Indications for conservative management include the patient's inability to tolerate anesthesia that permits definitive surgical treatment or a poor prognosis (eg, coexisting advanced malignancy) such that surgical intervention is not warranted. With progress in the safety of surgery and anesthesia, there are in fact very few absolute contraindications, and management options depend on local expertise and tailored treatment to suit the patient’s clinical status.

In conservative management, spontaneous healing of the fistula can occur, provided that there is no distal biliary tree obstruction. [12, 69] In the 1949 series from Henry et al, six of 37 patients (16%) experienced spontaneous healing. [12] Incision and drainage of the cholecystic abscess without definitive excision of the tract or gallbladder led to spontaneous healing in three more. Whereas this report demonstrates that simple drainage and conservative treatment can lead to healing in a substantial number of patients (24%) with spontaneous cholecystocutaneous fistula, it also shows that most require formal surgical intervention.

Preparation for surgery

Before surgical treatment, an infective or inflammatory process should be adequately treated with antibiotics. Bacteriologic studies are helpful in guiding antibiotic therapy.

Ultrasonography (US) and fistulography should be considered (see Imaging Studies). [68]

Patient consent should be obtained for an open excision of the gallbladder and fistula. For patients with choledocholithiasis, open common bile duct (CBD) exploration should be discussed, though a separate endoscopic procedure can also be performed.

Operative details

Considerations include the incision site, whether to incorporate the external opening into the incision, and method of closure. The procedure can be performed via a midline laparotomy or a subcostal incision. Many choose to close the muscle and fascia at the fistula site but leave the skin to heal by secondary intention.

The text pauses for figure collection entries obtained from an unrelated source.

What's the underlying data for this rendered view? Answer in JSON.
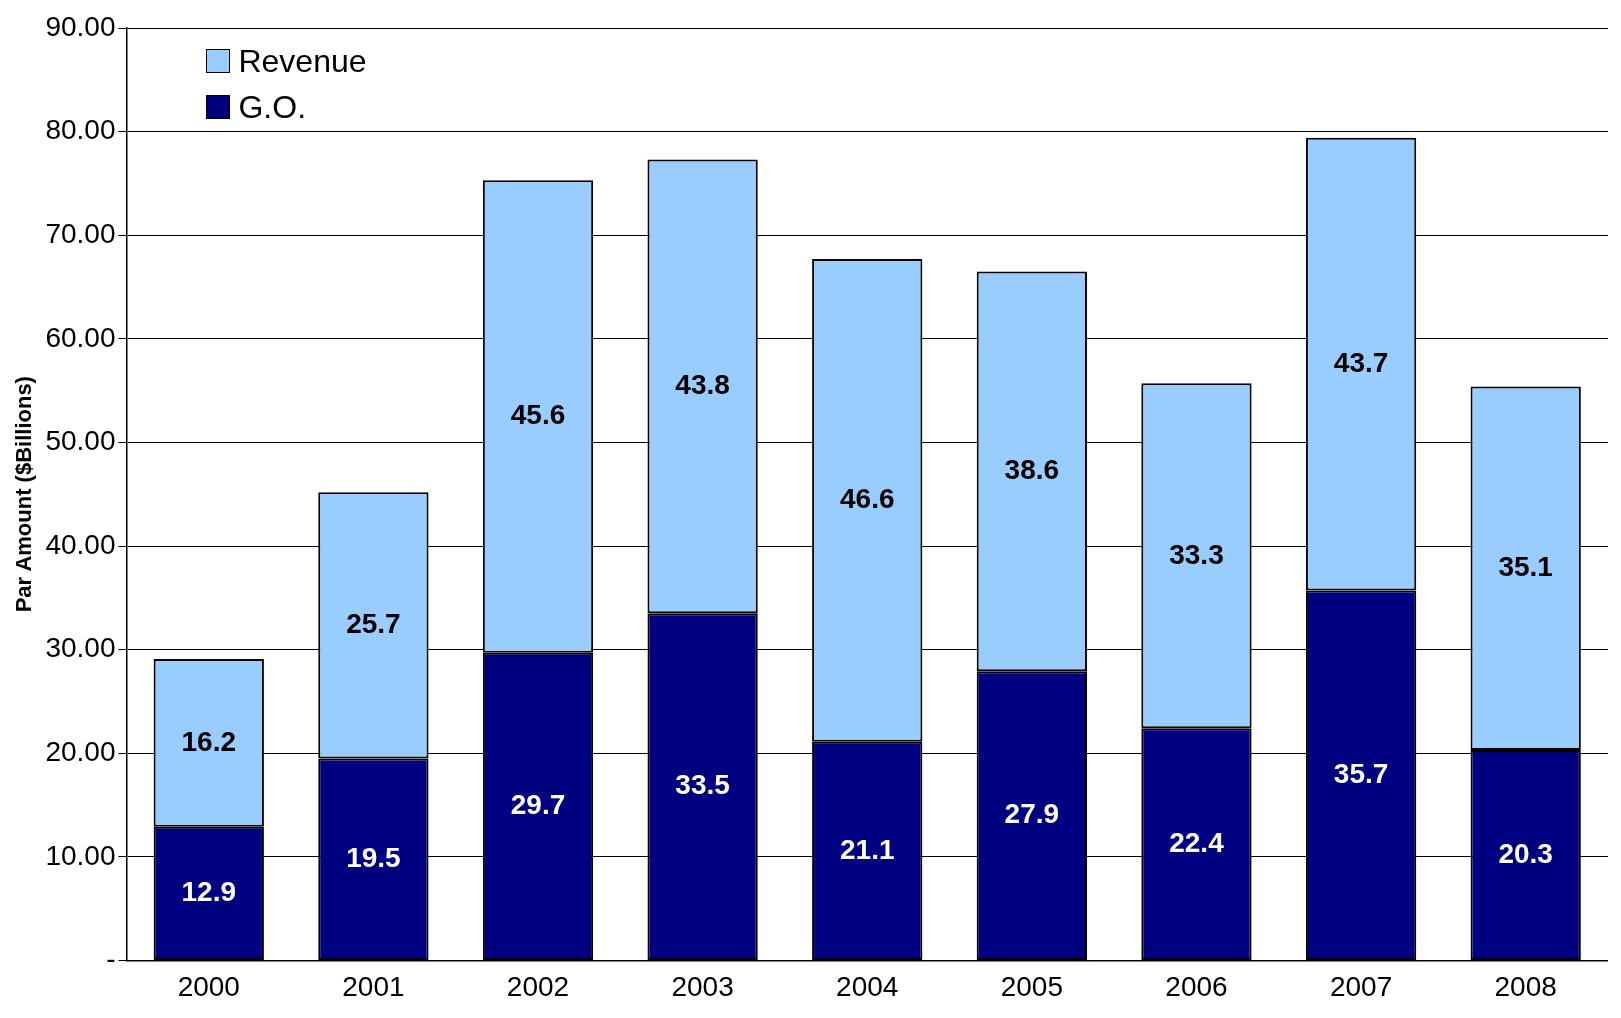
{
  "chart_data": {
    "type": "bar",
    "ylabel": "Par Amount ($Billions)",
    "categories": [
      "2000",
      "2001",
      "2002",
      "2003",
      "2004",
      "2005",
      "2006",
      "2007",
      "2008"
    ],
    "series": [
      {
        "name": "G.O.",
        "color": "#000080",
        "values": [
          12.9,
          19.5,
          29.7,
          33.5,
          21.1,
          27.9,
          22.4,
          35.7,
          20.3
        ]
      },
      {
        "name": "Revenue",
        "color": "#99ccff",
        "values": [
          16.2,
          25.7,
          45.6,
          43.8,
          46.6,
          38.6,
          33.3,
          43.7,
          35.1
        ]
      }
    ],
    "stacked": true,
    "data_labels": true,
    "grid": "y",
    "legend": "top left",
    "ylim": [
      0,
      90
    ],
    "yticks": [
      {
        "value": 0,
        "label": "-"
      },
      {
        "value": 10,
        "label": "10.00"
      },
      {
        "value": 20,
        "label": "20.00"
      },
      {
        "value": 30,
        "label": "30.00"
      },
      {
        "value": 40,
        "label": "40.00"
      },
      {
        "value": 50,
        "label": "50.00"
      },
      {
        "value": 60,
        "label": "60.00"
      },
      {
        "value": 70,
        "label": "70.00"
      },
      {
        "value": 80,
        "label": "80.00"
      },
      {
        "value": 90,
        "label": "90.00"
      }
    ]
  }
}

In the laparoscopic version of the procedure, the gallbladder dissection is performed in the usual fashion to reveal the cystic artery and duct. After ligation of both the cystic duct and the cystic artery, the gallbladder must be mobilized off the liver bed and abdominal wall fistula or abscess. Significant edema and thickening of the gallbladder hilum may complicate laparoscopic dissection.

In either technique, a drain should be inserted in the subhepatic space if a subhepatic collection is found.



Cholecystocutaneous fistula is a complication of neglected cholelithiasis. [2, 10]

Prior to discharge of the fistula, the patient may be in a septic state. Necrotizing fasciitis of the anterior abdominal wall due to sepsis has been reported. [62]

Following discharge of the fistula, bilious discharge can cause skin irritation and dermatitis.

Chronic untreated fistulae can lead to dysplasia and subsequent malignant change similar to Marjolin ulcer. This is rare, and a review of the literature has revealed only one case of adenocarcinoma arising from a biliary fistula tract. [70]


Long-Term Monitoring

If the patient's wounds are allowed to heal through secondary intention, he or she should be observed until healing is complete.

Patients who are treated conservatively should be observed to ensure tract closure and to confirm that adequate skin care is provided to prevent skin irritation.